Electrocardiogram (EKG) revealed an atrioventricular (AV)-paced rhythm and anteroseptal TWI in V1–V3 which could be non-specific with no ST changes (Fig. 1). Pacemaker interrogation disclosed atrial and ventricular paced rhythm at 60% and 45%, respectively, with no pacemaker-mediated tachycardia. His previous EKG from 1 year earlier did not demonstrate the TWI mentioned above (Fig. 2). He was subsequently admitted for observation for COVID-19 pneumonia. Repeat EKG showed TWI in V1–V6 (Fig. 3), which was similar to the initial EKG and suspected to be due to the automaticity of the heart in the setting of a pacemaker. A cardiology consult assessed the patient and deemed the chest tightness not to be cardiac and likely related to his COVID-19 infection. The following day, his chest pain resolved and the patient was discharged after a 1-day observation.

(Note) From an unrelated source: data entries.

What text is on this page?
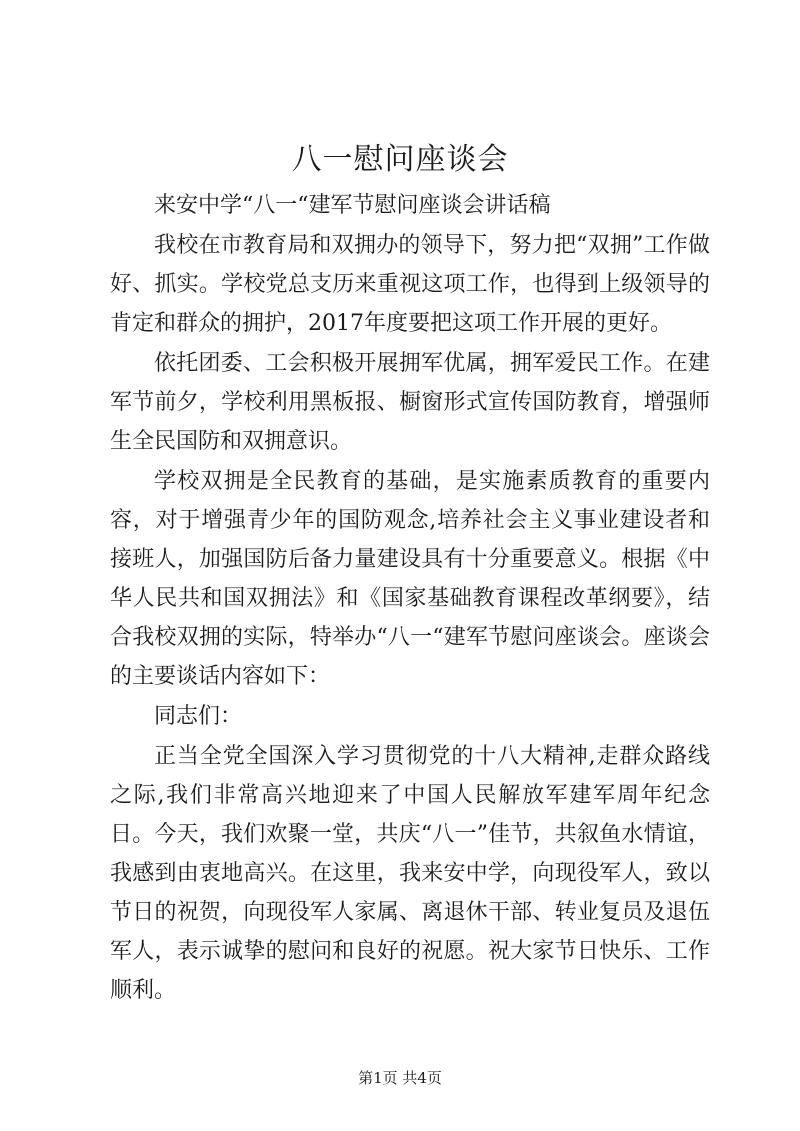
八一慰问座谈会

来安中学“八一“建军节慰问座谈会讲话稿

我校在市教育局和双拥办的领导下，努力把“双拥”工作做好、抓实。学校党总支历来重视这项工作，也得到上级领导的肯定和群众的拥护，2017年度要把这项工作开展的更好。

依托团委、工会积极开展拥军优属，拥军爱民工作。在建军节前夕，学校利用黑板报、橱窗形式宣传国防教育，增强师生全民国防和双拥意识。

学校双拥是全民教育的基础，是实施素质教育的重要内容，对于增强青少年的国防观念,培养社会主义事业建设者和接班人，加强国防后备力量建设具有十分重要意义。根据《中华人民共和国双拥法》和《国家基础教育课程改革纲要》，结合我校双拥的实际，特举办“八一“建军节慰问座谈会。座谈会的主要谈话内容如下：

同志们：

正当全党全国深入学习贯彻党的十八大精神,走群众路线之际,我们非常高兴地迎来了中国人民解放军建军周年纪念日。今天，我们欢聚一堂，共庆“八一”佳节，共叙鱼水情谊，我感到由衷地高兴。在这里，我来安中学，向现役军人，致以节日的祝贺，向现役军人家属、离退休干部、转业复员及退伍军人，表示诚挚的慰问和良好的祝愿。祝大家节日快乐、工作顺利。

第1页 共4页
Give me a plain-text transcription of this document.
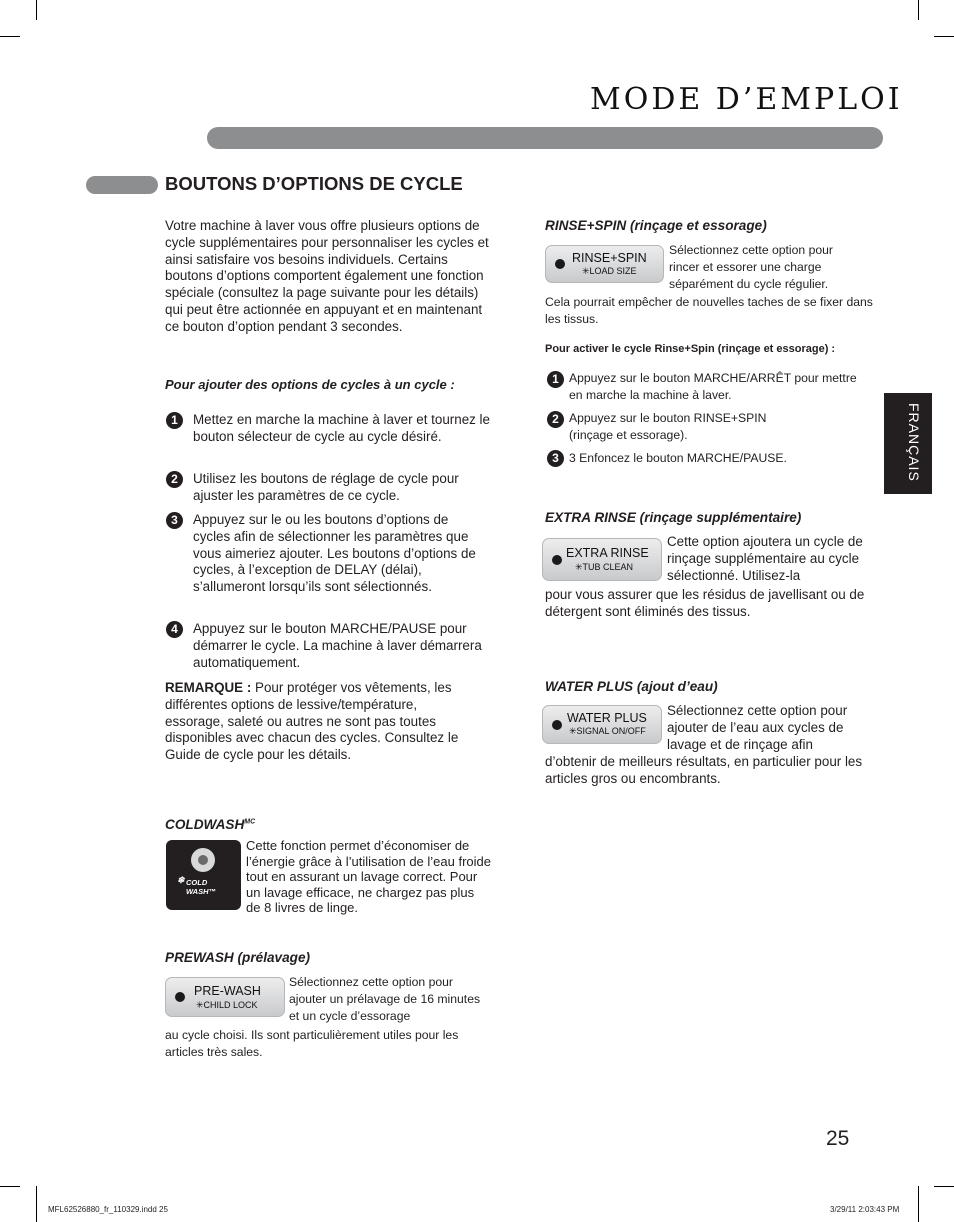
MODE D’EMPLOI
BOUTONS D’OPTIONS DE CYCLE
FRANÇAIS
Votre machine à laver vous offre plusieurs options de cycle supplémentaires pour personnaliser les cycles et ainsi satisfaire vos besoins individuels. Certains boutons d’options comportent également une fonction spéciale (consultez la page suivante pour les détails) qui peut être actionnée en appuyant et en maintenant ce bouton d’option pendant 3 secondes.
Pour ajouter des options de cycles à un cycle :
1	Mettez en marche la machine à laver et tournez le bouton sélecteur de cycle au cycle désiré.
2	Utilisez les boutons de réglage de cycle pour ajuster les paramètres de ce cycle.
3	Appuyez sur le ou les boutons d’options de cycles afin de sélectionner les paramètres que vous aimeriez ajouter. Les boutons d’options de cycles, à l’exception de DELAY (délai), s’allumeront lorsqu’ils sont sélectionnés.
4	Appuyez sur le bouton MARCHE/PAUSE pour démarrer le cycle. La machine à laver démarrera automatiquement.
REMARQUE : Pour protéger vos vêtements, les différentes options de lessive/température, essorage, saleté ou autres ne sont pas toutes disponibles avec chacun des cycles. Consultez le Guide de cycle pour les détails.
$COLDWASH^{MC}$
❄ COLD
WASH™
Cette fonction permet d’économiser de l’énergie grâce à l’utilisation de l’eau froide tout en assurant un lavage correct. Pour un lavage efficace, ne chargez pas plus de 8 livres de linge.
PREWASH (prélavage)
PRE-WASH
✳CHILD LOCK
Sélectionnez cette option pour ajouter un prélavage de 16 minutes et un cycle d’essorage
au cycle choisi. Ils sont particulièrement utiles pour les articles très sales.
RINSE+SPIN (rinçage et essorage)
RINSE+SPIN
✳LOAD SIZE
Sélectionnez cette option pour rincer et essorer une charge séparément du cycle régulier.
Cela pourrait empêcher de nouvelles taches de se fixer dans les tissus.
Pour activer le cycle Rinse+Spin (rinçage et essorage) :
1 Appuyez sur le bouton MARCHE/ARRÊT pour mettre en marche la machine à laver.
2 Appuyez sur le bouton RINSE+SPIN (rinçage et essorage).
3 3 Enfoncez le bouton MARCHE/PAUSE.
EXTRA RINSE (rinçage supplémentaire)
EXTRA RINSE
✳TUB CLEAN
Cette option ajoutera un cycle de rinçage supplémentaire au cycle sélectionné. Utilisez-la
pour vous assurer que les résidus de javellisant ou de détergent sont éliminés des tissus.
WATER PLUS (ajout d’eau)
WATER PLUS
✳SIGNAL ON/OFF
Sélectionnez cette option pour ajouter de l’eau aux cycles de lavage et de rinçage afin
d’obtenir de meilleurs résultats, en particulier pour les articles gros ou encombrants.
25
MFL62526880_fr_110329.indd 25	3/29/11 2:03:43 PM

Figure 2. Previous electrocardiogram without notable T-wave inversions in anteroseptal leads
Aberrancies in normal cardiac conduction can result in altered electrical activation, especially for those with AV pacemakers, leading some patients to develop cardiac memory, manifesting as TWI. Chatterjee et al. noted that TWI and ST depressions for patients undergoing ventricular pacing correlated with the length and electrical power of the ventricular pacemaker, and TWI were attributed to the actual ventricular depolarization rather than any intrinsic effects of the pacemaker[4].

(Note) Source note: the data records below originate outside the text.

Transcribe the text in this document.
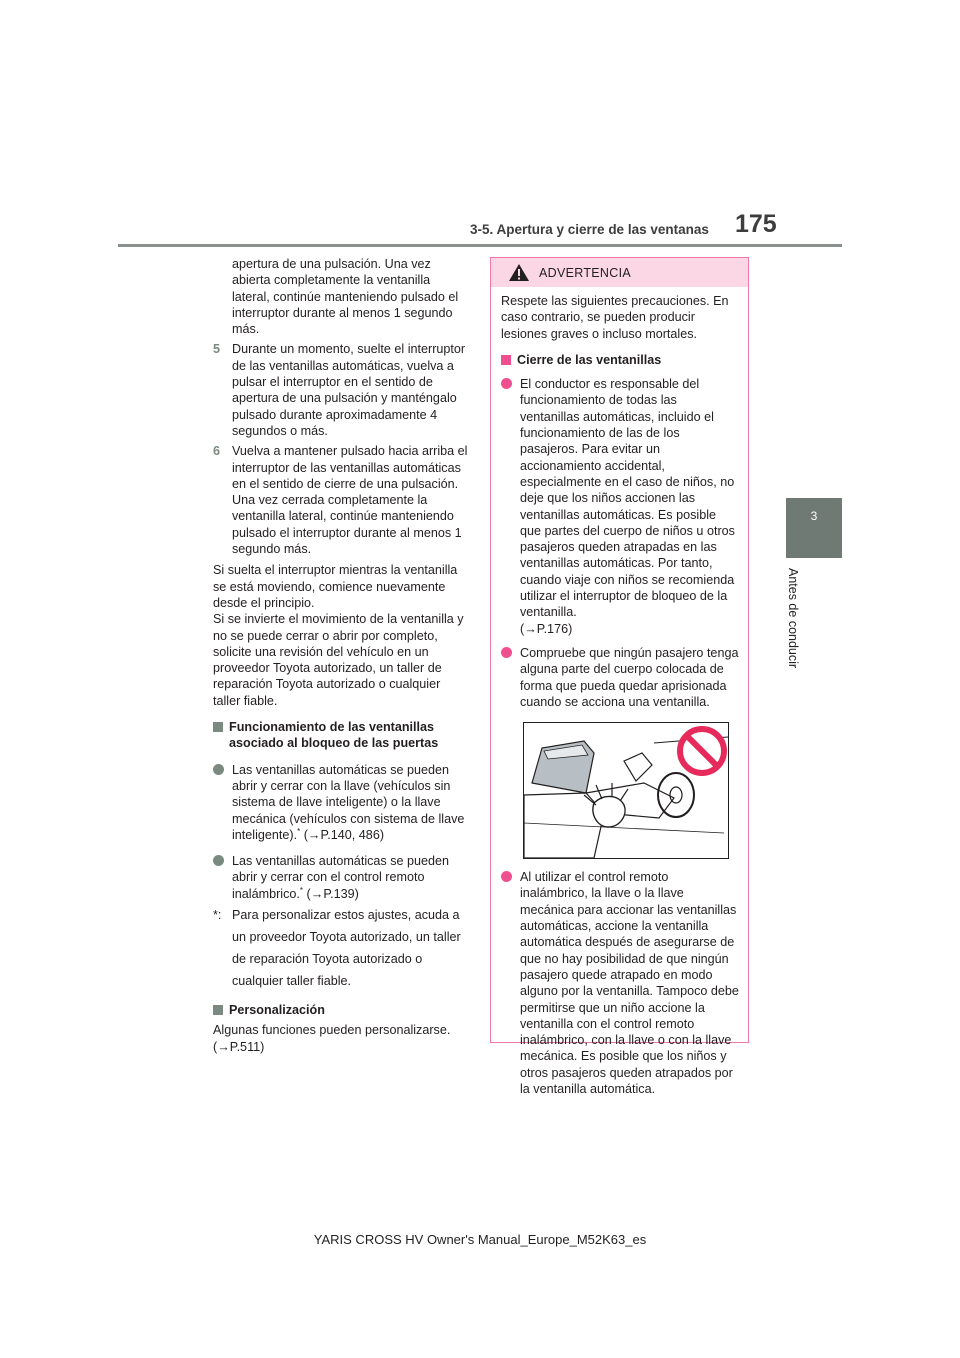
3-5. Apertura y cierre de las ventanas 175
3
Antes de conducir

apertura de una pulsación. Una vez abierta completamente la ventanilla lateral, continúe manteniendo pulsado el interruptor durante al menos 1 segundo más.

5 Durante un momento, suelte el interruptor de las ventanillas automáticas, vuelva a pulsar el interruptor en el sentido de apertura de una pulsación y manténgalo pulsado durante aproximadamente 4 segundos o más.
6 Vuelva a mantener pulsado hacia arriba el interruptor de las ventanillas automáticas en el sentido de cierre de una pulsación. Una vez cerrada completamente la ventanilla lateral, continúe manteniendo pulsado el interruptor durante al menos 1 segundo más.

Si suelta el interruptor mientras la ventanilla se está moviendo, comience nuevamente desde el principio.

Si se invierte el movimiento de la ventanilla y no se puede cerrar o abrir por completo, solicite una revisión del vehículo en un proveedor Toyota autorizado, un taller de reparación Toyota autorizado o cualquier taller fiable.

Funcionamiento de las ventanillas asociado al bloqueo de las puertas
Las ventanillas automáticas se pueden abrir y cerrar con la llave (vehículos sin sistema de llave inteligente) o la llave mecánica (vehículos con sistema de llave inteligente).* (→P.140, 486)
Las ventanillas automáticas se pueden abrir y cerrar con el control remoto inalámbrico.* (→P.139)
*: Para personalizar estos ajustes, acuda a un proveedor Toyota autorizado, un taller de reparación Toyota autorizado o cualquier taller fiable.
Personalización

Algunas funciones pueden personalizarse.

(→P.511)

ADVERTENCIA

Respete las siguientes precauciones. En caso contrario, se pueden producir lesiones graves o incluso mortales.

Cierre de las ventanillas
El conductor es responsable del funcionamiento de todas las ventanillas automáticas, incluido el funcionamiento de las de los pasajeros. Para evitar un accionamiento accidental, especialmente en el caso de niños, no deje que los niños accionen las ventanillas automáticas. Es posible que partes del cuerpo de niños u otros pasajeros queden atrapadas en las ventanillas automáticas. Por tanto, cuando viaje con niños se recomienda utilizar el interruptor de bloqueo de la ventanilla.
(→P.176)
Compruebe que ningún pasajero tenga alguna parte del cuerpo colocada de forma que pueda quedar aprisionada cuando se acciona una ventanilla.
Al utilizar el control remoto inalámbrico, la llave o la llave mecánica para accionar las ventanillas automáticas, accione la ventanilla automática después de asegurarse de que no hay posibilidad de que ningún pasajero quede atrapado en modo alguno por la ventanilla. Tampoco debe permitirse que un niño accione la ventanilla con el control remoto inalámbrico, con la llave o con la llave mecánica. Es posible que los niños y otros pasajeros queden atrapados por la ventanilla automática.
YARIS CROSS HV Owner's Manual_Europe_M52K63_es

After further characterization, TWI have been noted in other ventricular abnormalities, such as left bundle branch block, Wolff-Parkinson-White syndrome, and SSS[1,5,6]. A previous study also suggested that the electrical modulating effects of ventricular repolarization, rather than depolarization, were the underlying cause of TWI, termed cardiac memory[7]. The term cardiac memory reflects the underlying principle that the direction of the T-wave should reflect the overall previous abnormal deflection of the QRS complex[8]. While the exact mechanism of cardiac memory is yet to be elucidated, molecular and electrophysiological studies on animal subjects suggested that altered activation might influence both early and late myocardial activation potentials[9]. In terms of early activation potentials proximal to the activation site, blockade of angiotensin II receptors could attenuate the proximal epicardial phase 1 notch action potential via the downregulating expression of cardiac ion channels such as delayed rectifiers and connexin 437. The altered expression of these ion channels occurring in the proximal site, rather than the distal site of myocyte activation, has been attributed to cardiac memory and the observed TWI[3]. In terms of late-activated action potentials for distal myocyte cells, cardiac memory was speculated to be due to increased mechanical strain. Combining early and late localization of myocardial action potentials allows for cardiac remodelling and heterogenous TWI.
With regards to our patient, given the patient’s medical history and previous wide QRS complexed ventricular-based rhythms, it is more plausible that his new TWI can be attributed to cardiac memory, which requires no invasive interventions.